Садовник судеб - Григорий МАРГОВСКИЙ
Шрифт:
Интервал:
Закладка:
Барахло его намедни я перевозил на съемную квартиру. В день переезда он держался накоротке, жена угощала солдат сардельками с гречкой. Теперь же – ничего такого. На мой смущенный лепет о любовном фиаско он меченосцем проскрежетал:
– Пока идите спать. Завтра разберемся!
И сквозь зубы резюмировал:
– Ты, щенок, еще службы не нюхал!
Утром, вызванный на ковер, я готовился к разносу, но случившееся превзошло все ожидания.
– Так на какую разведку вы работаете? На израильскую? Американскую? – взял быка за рога многомудрый Гавриленко.
– Товарищ полковник, в том, что касается моей Родины – Союза Советских Социалистических Республик, я был и остаюсь честным человеком! – не растерялся допрашиваемый.

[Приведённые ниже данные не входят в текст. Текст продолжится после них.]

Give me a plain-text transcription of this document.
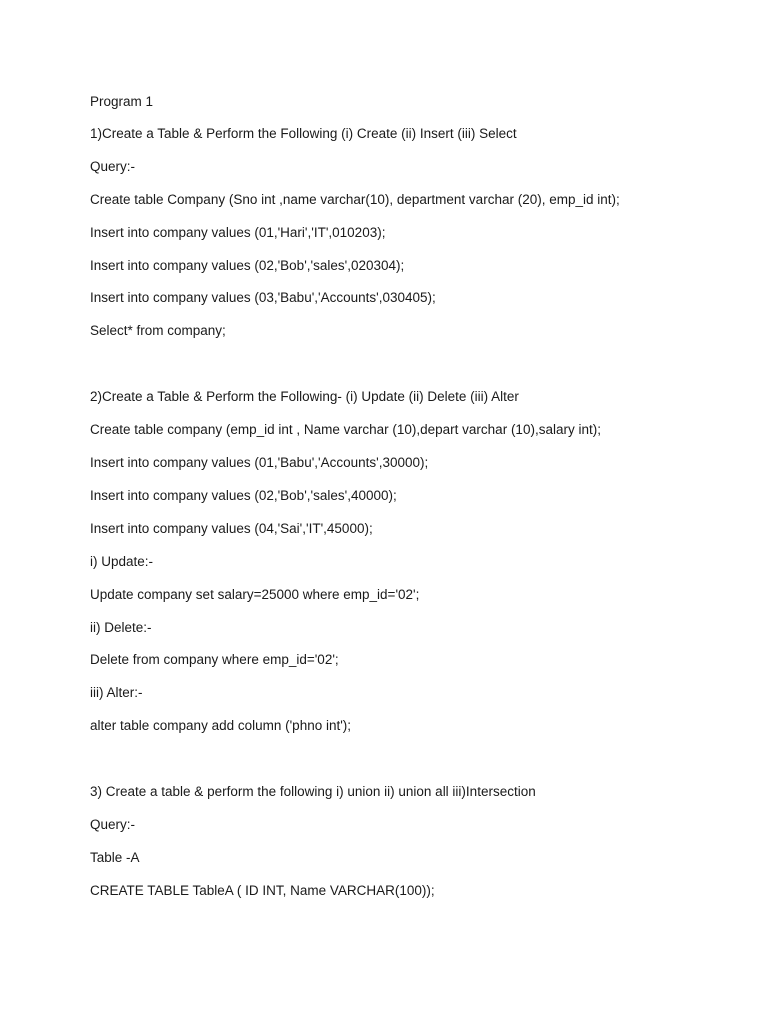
Program 1

1)Create a Table & Perform the Following (i) Create (ii) Insert (iii) Select

Query:-

Create table Company (Sno int ,name varchar(10), department varchar (20), emp_id int);

Insert into company values (01,'Hari','IT',010203);

Insert into company values (02,'Bob','sales',020304);

Insert into company values (03,'Babu','Accounts',030405);

Select* from company;

2)Create a Table & Perform the Following- (i) Update (ii) Delete (iii) Alter

Create table company (emp_id int , Name varchar (10),depart varchar (10),salary int);

Insert into company values (01,'Babu','Accounts',30000);

Insert into company values (02,'Bob','sales',40000);

Insert into company values (04,'Sai','IT',45000);

i) Update:-

Update company set salary=25000 where emp_id='02';

ii) Delete:-

Delete from company where emp_id='02';

iii) Alter:-

alter table company add column ('phno int');

3) Create a table & perform the following i) union ii) union all iii)Intersection

Query:-

Table -A

CREATE TABLE TableA ( ID INT, Name VARCHAR(100));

– Наглец! – завизжал зампотех, взбешенный тем, что голыми руками меня не взять. – Воспользоваться аппаратом начальства в частных целях – раньше за такое к стенке ставили! Погоди: мы сгноим тебя на губе, а что останется – отправим в дисбат!
В глазах моих потемнело: finita la comedia…
Но то была лишь интродукция. Невольно всплыл опыт диспансера – где я валялся, отсеянный с третьего курса. Тамошний главврач, дряблая ведьма, чье сотрудничество с гестапо КГБ загримировал под партизанщину – втянув ее за это в свои беззакония, накладывала вето на легкие диагнозы евреям. Но мне, от армии не косившему, белый билет был ни к чему: вот я и корчил из последних сил психостеника, подражая симптомам всамделишных больных…
– Язык проглотил? К тебе обращаюсь! – таращился аспид, но я оставался нем.
Хранил безмолвие и в тряском «козлике», предоставленном (а что как в натуре свихнулся?!) не на шутку сдрейфившим зампотехом. И в приемном покое «Новинок» – заведения куда более серьезного, чем неврологический «дома отдыха» на Бехтерева…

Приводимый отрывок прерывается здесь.